Há uma grande discussão a respeito do pagamento dos dias parados. Alguns tribunais regionais, considerando abusiva ou não a greve, têm mandado pagar os dias parados, que serão compensados futuramente, desde que os grevistas voltem ao trabalho imediatamente. No entanto, a lei nº 4.330/64 determinava que "a greve suspende o contrato de trabalho, assegurando aos grevistas o pagamento dos salários durante o período da sua duração e o cômputo do tempo de paralisação como de trabalho efetivo, se deferidas, pelo empregador ou pela Justiça do Trabalho, as reivindicações formuladas pelos empregados, total ou parcialmente".

Em princípio, se a greve fosse considerada não abusiva, o mais correto seria o pagamento dos salários dos dias parados, principalmente quando as reivindicações são atendidas. Porém, observando por outro aspecto, não seria justo o pagamento de salário tendo em vista que o salário é devido em troca da prestação de serviço, e se não houve prestação de serviço não deveria haver pagamento de salário. Seria injusto também com os trabalhadores que não aderiram à greve, pois os que não trabalharam receberiam salário igual aqueles que prestaram serviço.

A greve é considerada uma suspensão do contrato de trabalho, e na suspensão do contrato de trabalho não há pagamento de salários nem cômputo do tempo de serviço. Se for atendido o previsto na lei nº 7.783/89, haverá a suspensão do contrato de trabalho, portanto não haverá pagamento de salários. Todavia, se as partes ajustarem o pagamento de salários durante a greve, por acordo ou convenção coletiva, ou até mesmo por determinação da Justiça do Trabalho, haverá interrupção do contrato de trabalho, e não sua suspensão.

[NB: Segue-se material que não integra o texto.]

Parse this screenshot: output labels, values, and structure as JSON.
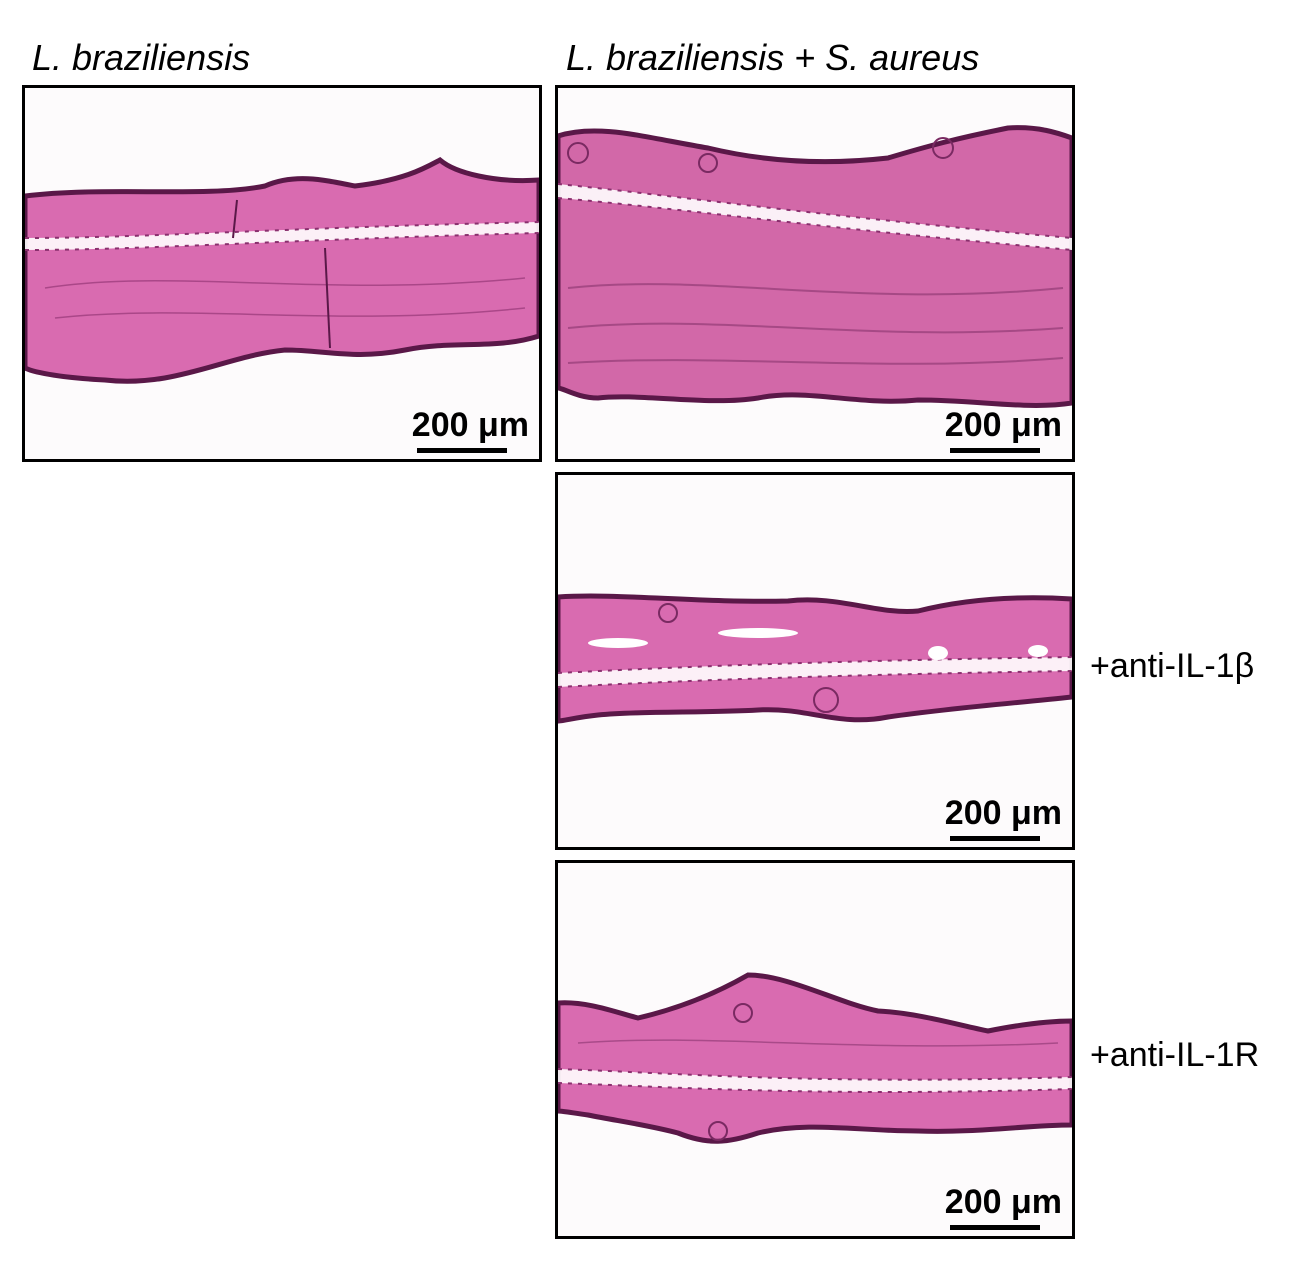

O TST tem entendido que, mesmo que a greve seja considerada não abusiva, os dias parados não serão devidos (TST E-RR, 383.124, Ac. SBDI-1, j. 27-9-99, Rel. Min. Leonaldo Silva, LTr 63-11/1494-5).


15. Greve no Setor Público

O direito de greve do servidor público será exercido nos termos e limites definidos em lei específica (art. 37, VII, da CF).De acordo com o art. 142, § 3º, inciso IV da Constituição Federal o militar não tem direito a greve. A lei nº 7.783/89 é, porém, lei ordinária e não complementar, sendo inaplicável aos funcionários públicos, sendo observada somente no setor privado.

A lei específica que previr a greve no setor público não poderá, entretanto, tentar inviabilizá-la ou impedi-la, pois se trata de um direito constitucional do servidor.


Bibliografia

Pinto Martins, Sérgio. Direito do Trabalho, 19ª edição, Editora Atlas S.A.-2004, São Paulo.